The Art of Not Eating

By MARK ZANGER

The Jewish community is so defined by eating—what our grandmothers fed us, what we eat, what we don’t eat, what we don’t mix, the Passover feast, sharing the Purim baked goods, apples and honey for New Year—that it takes a minute to realize that when we think about High Holiday food, the most interesting and universal Jewish food practice of all is… a 24-hour fast.

Jews who never go to a synagogue all year attend at Yom Kippur and join in part or all of the fast. Fasting on Yom Kippur is in fact the rare commandment in the Torah that carries an immediate consequence. “For whatsoever soul that does not fast in that same day, he shall be cut off from among his peoples.” This Torah is in our hearts; people who’ve never read it and don’t believe continue to fast out of the internal sense that this is a day to be together with our own people. Not fasting would make us feel cut off. This warning is not attached to the even more stringent fast of Tisha B'Av, nor to the five minor, 12-hour fasts.

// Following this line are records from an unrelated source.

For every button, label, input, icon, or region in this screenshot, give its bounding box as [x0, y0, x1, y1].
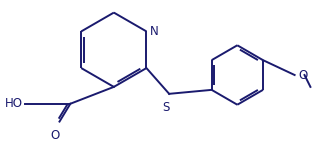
Text: S: S — [162, 101, 170, 114]
Text: O: O — [299, 69, 308, 82]
Text: HO: HO — [5, 97, 23, 110]
Text: N: N — [149, 25, 158, 38]
Text: O: O — [50, 129, 59, 141]
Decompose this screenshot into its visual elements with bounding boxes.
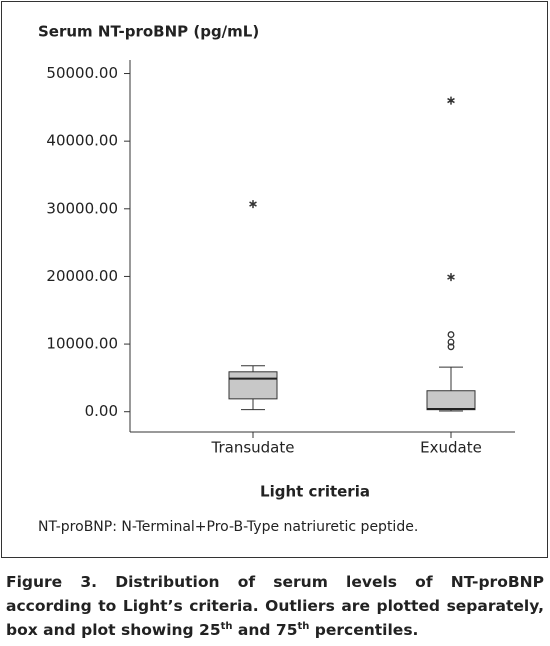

Everyone has a New Year with sweets. Jews of course have four New Years, two with sweets: Rosh Hashanah, and Tu B'shevat (the new year of trees, celebrated by eating carob pods). Many other religions have fasts. Mohandas Gandhi developed quasi-religious fasting into a political tactic. But his intention was to shame other people into finding their better selves by afflicting himself. We “afflict our souls” to make atonement for ourselves and for the community at large. And we are sort of proud of fasting.

Let us hope we are not so proud as Kafka’s Hunger Artist, who had no other art and thus continued to fast without recognition even when the public had moved on to other spectacles. (Given the current fashion to read the greatest secular Jewish writer as though he were making Torah commentary instead of modern literature, it would be tempting to suggest that Kafka’s Hunger Artist represents religious Jewery, that the jaded audience is divine, and that the revelations of the story suggest that the hunger artist was never in fact religiously committed. This kind of reductionism should be resisted like a pop-tart before shul on Yom Kippur. The story does, however, pluck at pride and regret very much in the manner of penitent on that day.)

We are Jews after all, so there are specific foods customarily eaten before and after fasting. And the Torah broadly implies that we should feast the day before fasting, “in the ninth day of the month at evening, from evening to evening, shall you celebrate your Sabbath.” This is sort of an odd mitzvah, and there are various explanations. One is that we feast in anticipation of successful atonement. Another is that we should feast to make the fast seem worse. So here begins a debate: since eating a big meal before fasting makes you hungrier the next morning, do we feast in order to make the fast more afflicting; or do we put that feast meal earlier in the day and dine on foods which will make fasting more easy?

I haven’t studied what the rabbis say about this, but the decision of K’lal Isroel, the people’s voice, is reasonably clear: Most of us feast early if at all, typically on the same sweet foods we had for New Year. Then we make a bland pre-fast meal designed to minimize the difficulty of the fast. We wish each other, “an easy fast.” This does not necessarily reduce the pressure on our souls. I would argue, with Philo of Alexandria, that an easy fast—for the body—simply detaches us a little more from the material world so that we can concentrate on our soul work.

The methods are generally well known, but let’s go over them one more time: taper off on caffeinated drinks for a week or more so you don’t get a caffeine-withdrawal headache in the afternoon. Hydrate well with chicken soup and water. Avoid salt and sugar, which are hydrophilic and make you thirsty. Include plenty of simple starches such as rice, plain bread, or boiled potatoes, because starch binds to water. (This is one of the most useful devices, in my experience). Protein tends to be un-spiced, such as boiled chicken (generating that soup mentioned above.) There is a medieval custom not to eat fish, because it was thought to warm the body. Likewise spices. Some do not eat sesame seeds or other seeds, which might come back up or get stuck in the teeth, and undo the later fast. Dessert, if any, would be simple fruit.

Some observant people then set a clean white tablecloth, as for Shabbat, but put siddurim and other holy books in the place of challah breads, and cover them with cloth.

Psychologically, the fast is eased if you go to services—individual pain is pain; shared pain is a bonding experience. The mid-afternoon nap, though controversial, also reduces hunger. Some authorities suggest smelling spices like cloves or cinnamon, as at Havdallah, during the afternoon to relieve hunger pangs.

Now we reach the end of the day, and breaking the fast. We start with Kiddush, and then snack on salty foods and drink lots of water or juice. Tea or coffee will be important for those who forgot to taper caffeine. One doesn’t want to eat too much, and one doesn’t feel like eating too much, or anything too rich. In the United States, Ashkenazim have settled on a dairy feast of bagels and lox, our celebratory foods, our most universally ethnic foods—uniting the bagels of Poland with the salmon of the Baltic ports and the cream cheese of Germany.  Sephardic Jews eat foods of their origins, most interestingly harrira, the thick meat soup/stew used to break the daily fasts of Ramadan in the Muslim countries of North Africa.